First of all, let's get something clear. There can be truth-favoring accidents of birth. I have a much better chance of knowing the truths of higher mathematics if I was born into a country that would permit me to get a college-level education that I would have if I were born to a poor family in Africa who has no access to education.
Second, had my parents not encouraged my inquisitive mind I would probably have never gone into philosophy, and would not have had the sort of mental life I have now. Could I say to an atheist "Look, you have to abandon your beliefs and take an outsider test. Your family could have made you more of a intellectual sheep than you are now, in which case you'd be blindly following some cult leader instead of rejecting religion altogether." Of course not. He would just say, "Well, thank evolution I have a passion for asking questions, and am not a sheeple."
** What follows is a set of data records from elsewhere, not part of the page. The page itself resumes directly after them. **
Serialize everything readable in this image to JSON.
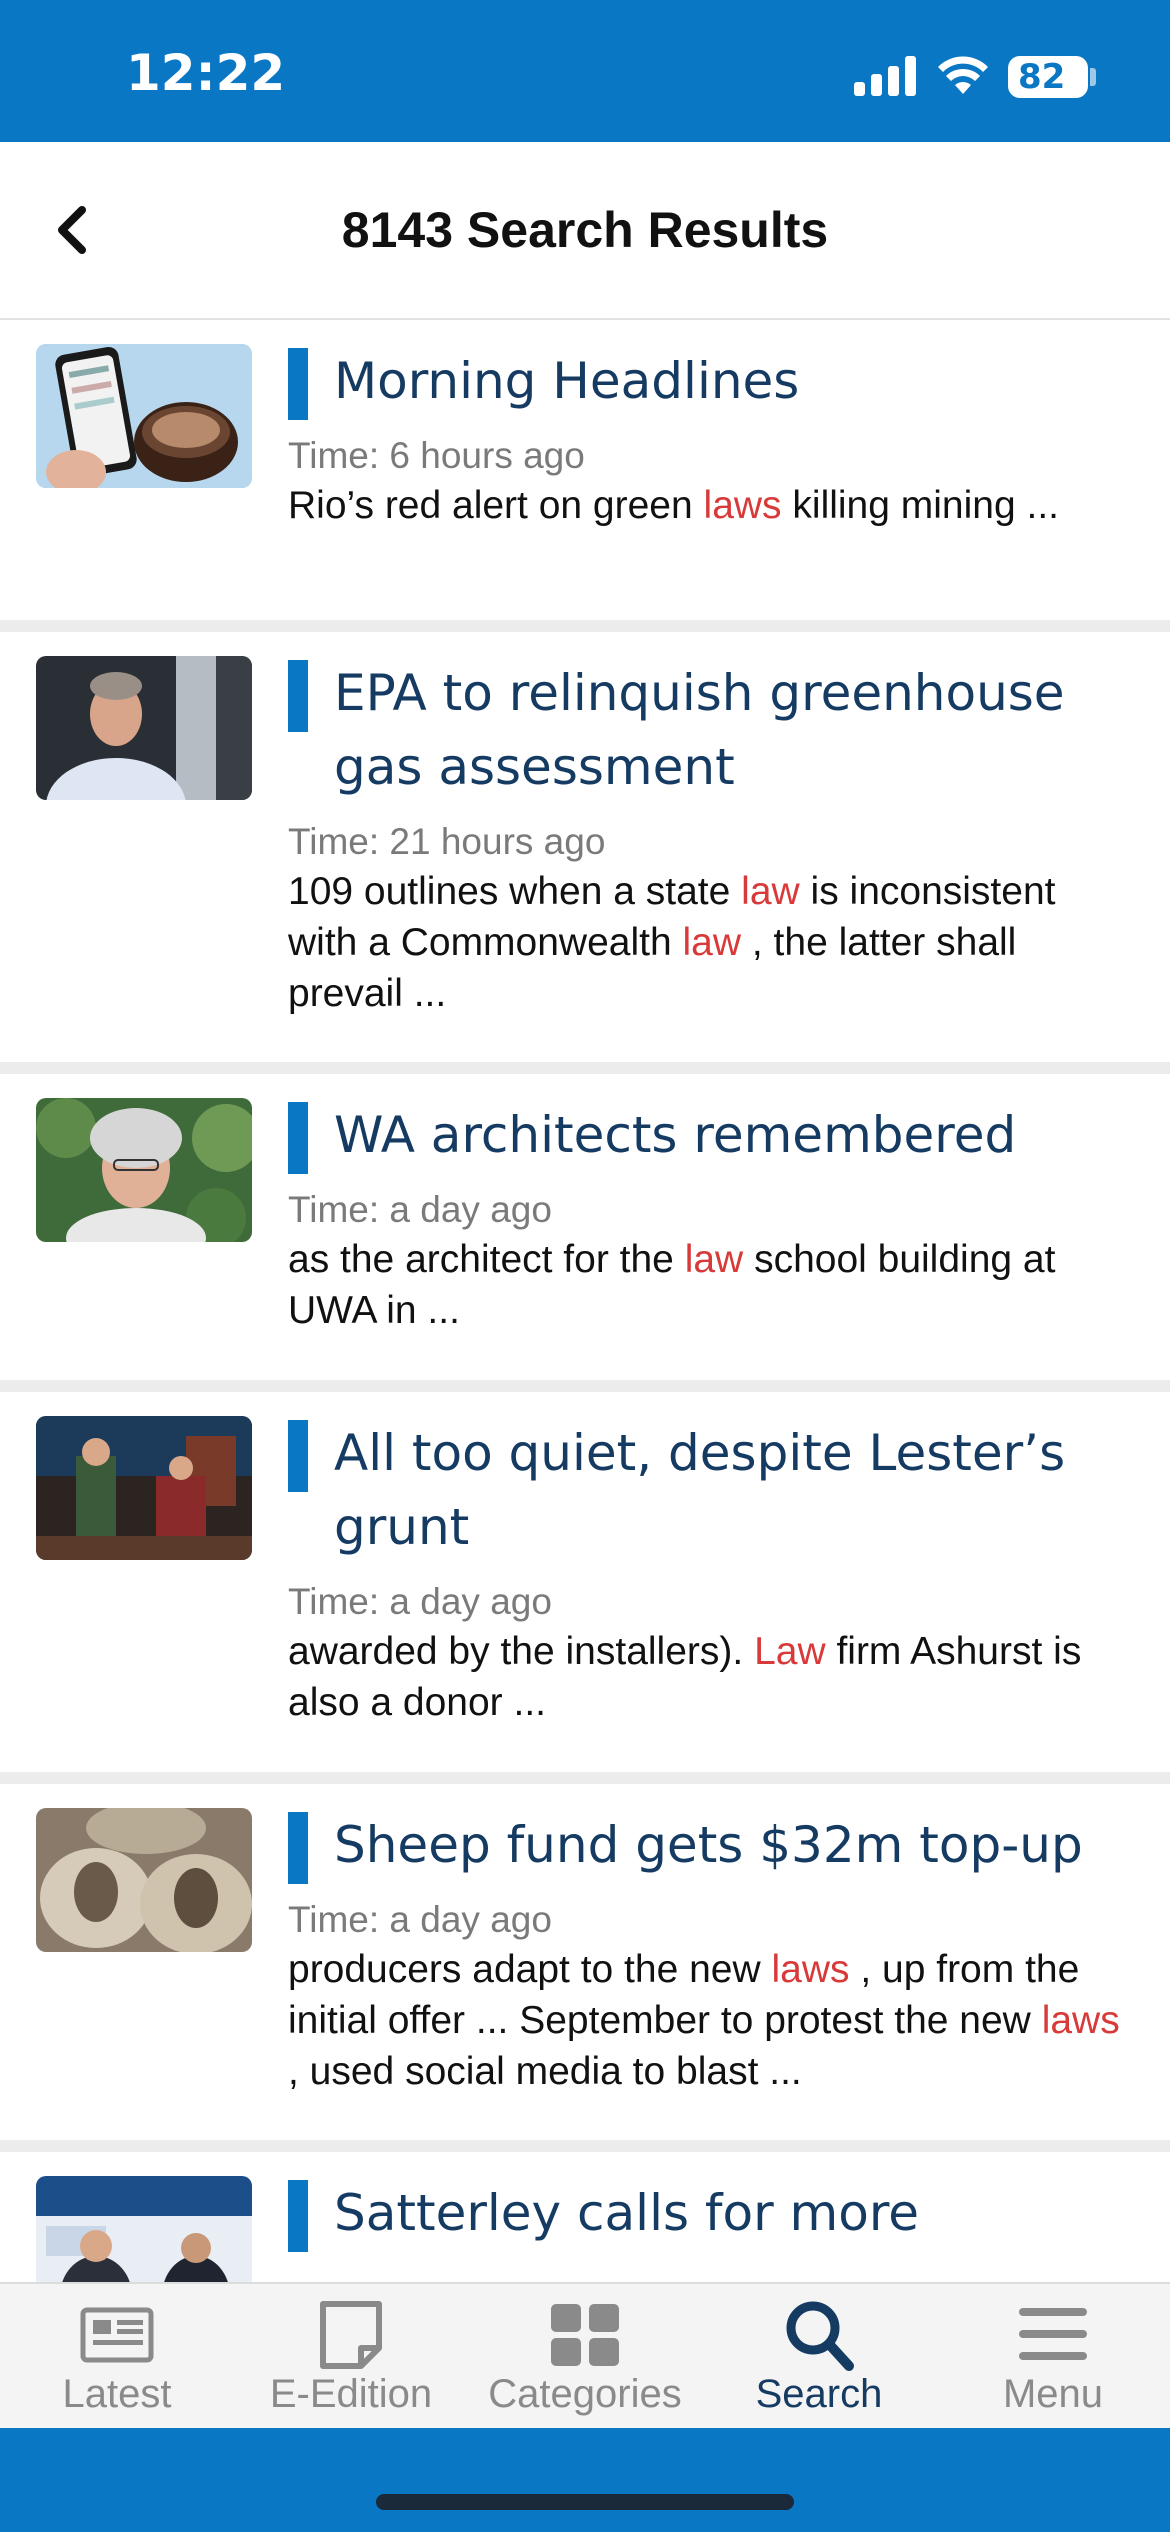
{
  "status": {
    "time": "12:22",
    "battery": "82"
  },
  "header": {
    "title": "8143 Search Results"
  },
  "results": [
    {
      "headline": "Morning Headlines",
      "time": "Time: 6 hours ago",
      "snippet": [
        {
          "t": "Rio’s red alert on green ",
          "h": false
        },
        {
          "t": "laws",
          "h": true
        },
        {
          "t": " killing mining ...",
          "h": false
        }
      ]
    },
    {
      "headline": "EPA to relinquish greenhouse gas assessment",
      "time": "Time: 21 hours ago",
      "snippet": [
        {
          "t": "109 outlines when a state ",
          "h": false
        },
        {
          "t": "law",
          "h": true
        },
        {
          "t": " is inconsistent with a Commonwealth ",
          "h": false
        },
        {
          "t": "law",
          "h": true
        },
        {
          "t": " , the latter shall prevail ...",
          "h": false
        }
      ]
    },
    {
      "headline": "WA architects remembered",
      "time": "Time: a day ago",
      "snippet": [
        {
          "t": "as the architect for the ",
          "h": false
        },
        {
          "t": "law",
          "h": true
        },
        {
          "t": " school building at UWA in ...",
          "h": false
        }
      ]
    },
    {
      "headline": "All too quiet, despite Lester’s grunt",
      "time": "Time: a day ago",
      "snippet": [
        {
          "t": "awarded by the installers). ",
          "h": false
        },
        {
          "t": "Law",
          "h": true
        },
        {
          "t": " firm Ashurst is also a donor ...",
          "h": false
        }
      ]
    },
    {
      "headline": "Sheep fund gets $32m top-up",
      "time": "Time: a day ago",
      "snippet": [
        {
          "t": "producers adapt to the new ",
          "h": false
        },
        {
          "t": "laws",
          "h": true
        },
        {
          "t": " , up from the initial offer ... September to protest the new ",
          "h": false
        },
        {
          "t": "laws",
          "h": true
        },
        {
          "t": " , used social media to blast ...",
          "h": false
        }
      ]
    },
    {
      "headline": "Satterley calls for more",
      "time": "",
      "snippet": []
    }
  ],
  "tabs": [
    {
      "label": "Latest",
      "icon": "newspaper-icon",
      "active": false
    },
    {
      "label": "E-Edition",
      "icon": "page-icon",
      "active": false
    },
    {
      "label": "Categories",
      "icon": "grid-icon",
      "active": false
    },
    {
      "label": "Search",
      "icon": "search-icon",
      "active": true
    },
    {
      "label": "Menu",
      "icon": "menu-icon",
      "active": false
    }
  ],
  "colors": {
    "accent": "#0a77c4",
    "highlight": "#d83a3a",
    "headline": "#163b62"
  }
}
I would think that if careful intellectual inquiry is supposed to play a role in coming to know whatever is true about God, then an open and pluralistic intellectual atmosphere makes it more likely that you will discover what is true than an atmosphere where people are brainwashed and inhibited from questioning whatever their parents or the state tells them. If that is so, then I have had some advantages over someone who grew up in Saudi Arabia, who would have had Islam shoved down my throat, or in Russia, where I would have had atheism shoved down my throat, than I have had in the atmosphere in which I have lived. So if someone says "If you had been born in Saudi Arabia you would have been a Muslim," one response is to say "Thank God I wasn't," but the other response is to say that I find it hard to believe that my Saudi counterpart would have had the opportunity to scrutinize his religious beliefs the way that I have had. So, I consider myself to have been the recipient of some good epistemic luck, for which I am grateful.
I'm not even sure a meaningful counterpart to me can exist in Saudi Arabia. But if any sense can be made of that statement, then it really doesn't give me much cause for epistemic anxiety. Whoever this epistemic counterpart might be, I am epistemically privileged compared to him, in much the way that we Americans are economically priviliged in comparison to the Third World.